Title: Ocean-induced Melting of Greenland Ice Shelves


The Greenland Ice Sheet plays a crucial role in regulating the climate system. It has been experiencing rapid changes during the last two decades caused by enhanced surface melt and ice discharge into the ocean from the termini of Greenland glaciers. Both in-situ and remote sensing observations revealed ongoing acceleration of glaciers and significant calving events at the front of ice shelves. Ocean-induced melt is a potential trigger for destabilizing the glaciers and ice shelves and consequently contributing to global sea level rise. However, the ocean processes causing ice melt and how surface melt from the ice sheet may contribute to those processes is uncertain.


In this dissertation, we employ observational and numerical methods to improve our understandings of ocean-induced melt in sub-shelf cavities under the ice shelves of two major Greenland glaciers: Petermann Glacier and Zachariæ Isstrøm. Using improved ice velocity estimates, ice shelf thickness and surface mass balance data, we calculate ocean-induced melt rates beneath ice shelves with an improved accuracy. We then employ the Ocean Model of Massachusetts Institute of Technology general circulation model (MITgcm) to study ice-ocean interactions beneath an ice shelf. We include thermal forcing from the ocean, cavity shape, and for the first time subglacial water discharge at the grounding line. We investigate ocean-induced melt in a 2-D configuration at a high resolution (40 m × 20 m spacing). For evaluation, we compare the model results with the remote sensing estimates, and in particular optimize the heat and salt transfer coefficients. The model replicates the general pattern of melting: high near the grounding zone, decreasing rapidly downstream.

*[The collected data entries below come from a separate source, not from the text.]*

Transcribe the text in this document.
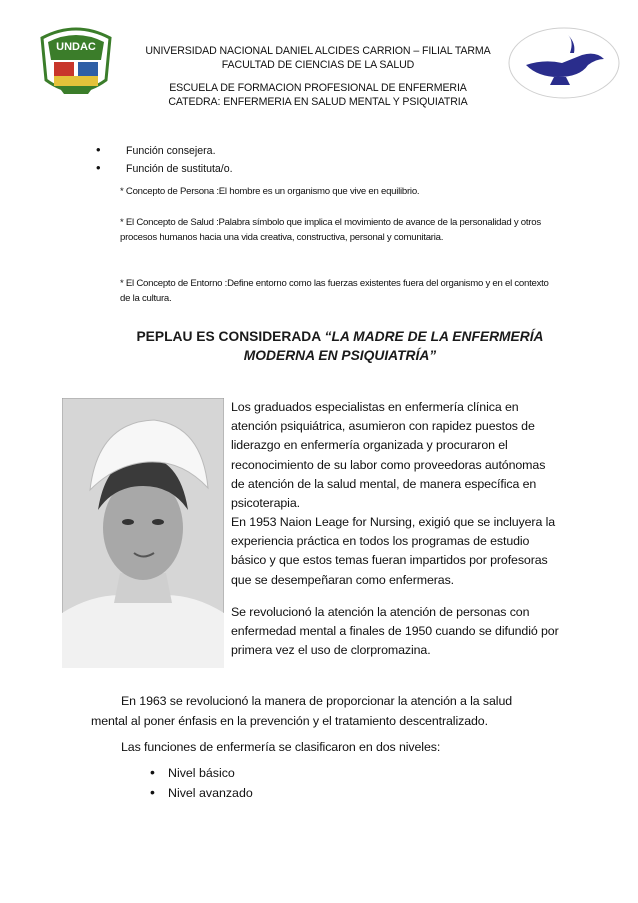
UNDAC	UNIVERSIDAD NACIONAL DANIEL ALCIDES CARRION – FILIAL TARMA
FACULTAD DE CIENCIAS DE LA SALUD
ESCUELA DE FORMACION PROFESIONAL DE ENFERMERIA
CATEDRA: ENFERMERIA EN SALUD MENTAL Y PSIQUIATRIA
• Función consejera.
• Función de sustituta/o.
* Concepto de Persona :El hombre es un organismo que vive en equilibrio.
* El Concepto de Salud :Palabra símbolo que implica el movimiento de avance de la personalidad y otros procesos humanos hacia una vida creativa, constructiva, personal y comunitaria.
* El Concepto de Entorno :Define entorno como las fuerzas existentes fuera del organismo y en el contexto de la cultura.
PEPLAU ES CONSIDERADA “LA MADRE DE LA ENFERMERÍA MODERNA EN PSIQUIATRÍA”
Los graduados especialistas en enfermería clínica en atención psiquiátrica, asumieron con rapidez puestos de liderazgo en enfermería organizada y procuraron el reconocimiento de su labor como proveedoras autónomas de atención de la salud mental, de manera específica en psicoterapia.
En 1953 Naion Leage for Nursing, exigió que se incluyera la experiencia práctica en todos los programas de estudio básico y que estos temas fueran impartidos por profesoras que se desempeñaran como enfermeras.
Se revolucionó la atención la atención de personas con enfermedad mental a finales de 1950 cuando se difundió por primera vez el uso de clorpromazina.
En 1963 se revolucionó la manera de proporcionar la atención a la salud
mental al poner énfasis en la prevención y el tratamiento descentralizado.
Las funciones de enfermería se clasificaron en dos niveles:
• Nivel básico
• Nivel avanzado
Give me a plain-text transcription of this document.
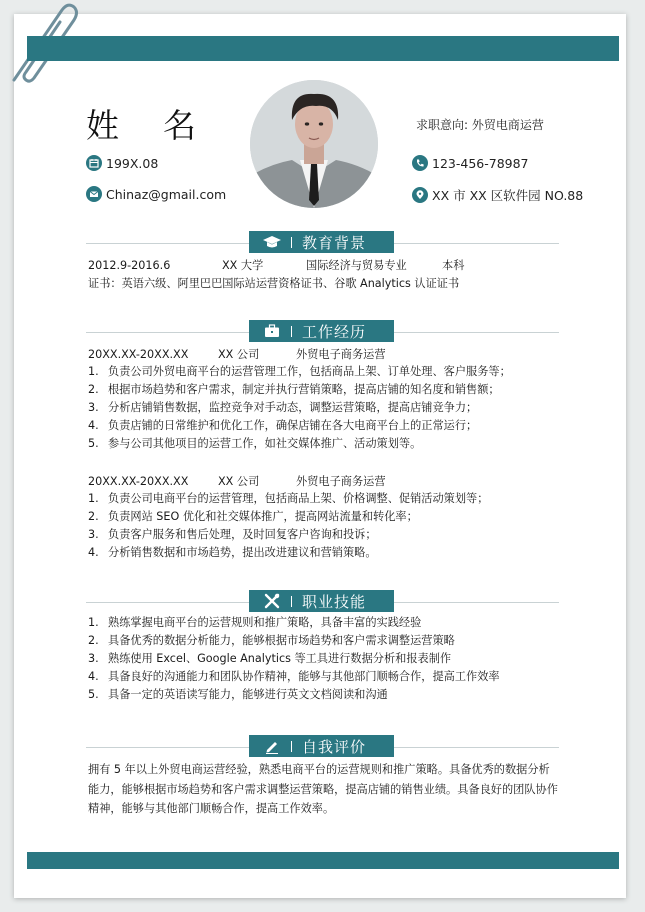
姓 名	求职意向: 外贸电商运营
199X.08
Chinaz@gmail.com
123-456-78987
XX 市 XX 区软件园 NO.88
教育背景
2012.9-2016.6	XX 大学	国际经济与贸易专业	本科
证书：英语六级、阿里巴巴国际站运营资格证书、谷歌 Analytics 认证证书
工作经历
20XX.XX-20XX.XX	XX 公司	外贸电子商务运营
1. 负责公司外贸电商平台的运营管理工作，包括商品上架、订单处理、客户服务等；
2. 根据市场趋势和客户需求，制定并执行营销策略，提高店铺的知名度和销售额；
3. 分析店铺销售数据，监控竞争对手动态，调整运营策略，提高店铺竞争力；
4. 负责店铺的日常维护和优化工作，确保店铺在各大电商平台上的正常运行；
5. 参与公司其他项目的运营工作，如社交媒体推广、活动策划等。
20XX.XX-20XX.XX	XX 公司	外贸电子商务运营
1. 负责公司电商平台的运营管理，包括商品上架、价格调整、促销活动策划等；
2. 负责网站 SEO 优化和社交媒体推广，提高网站流量和转化率；
3. 负责客户服务和售后处理，及时回复客户咨询和投诉；
4. 分析销售数据和市场趋势，提出改进建议和营销策略。
职业技能
1. 熟练掌握电商平台的运营规则和推广策略，具备丰富的实践经验
2. 具备优秀的数据分析能力，能够根据市场趋势和客户需求调整运营策略
3. 熟练使用 Excel、Google Analytics 等工具进行数据分析和报表制作
4. 具备良好的沟通能力和团队协作精神，能够与其他部门顺畅合作，提高工作效率
5. 具备一定的英语读写能力，能够进行英文文档阅读和沟通
自我评价
拥有 5 年以上外贸电商运营经验，熟悉电商平台的运营规则和推广策略。具备优秀的数据分析能力，能够根据市场趋势和客户需求调整运营策略，提高店铺的销售业绩。具备良好的团队协作精神，能够与其他部门顺畅合作，提高工作效率。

The injection of cold, fresh subglacial water increases the buoyancy and entrainment speed of the melt water plume, and increases the melt rates of the ice shelf. As a result, we calculate a 2-3 times increase in ice shelf melt rate in the summer months. Melt increases below linear with subglacial discharge and above linear with thermal forcing from the ocean. Next, we investigate the role of the slope of the ice shelf draft in controlling ice shelf melt. The simulations indicate that the melt rate is sensitive to the slope, hence is larger for steeper ice shelves; and the location of the region of high melt migrates toward the grounding line as the slope becomes steeper. In the limit case of a vertical wall, no ice shelf, we know that the locus of ice melt undercuts the glacier. 


This study provides major new insights on the sensitivity of ice shelf melt to (1) subglacial water discharge: a direct product of ice sheet surface melt (2) thermal forcing from the ocean: a direct product of changes in ocean circulation as a result of wind forcing, and (3) a time-evolving cavity which affects the melt regimes: shallow, nearly flat cavities do not favor high melt; deep, steep cavities favor high melt. These results are important to interpret recent changes on the ice shelves and to inform ice sheet numerical models how to parameterize ice shelf melt in a changing climate.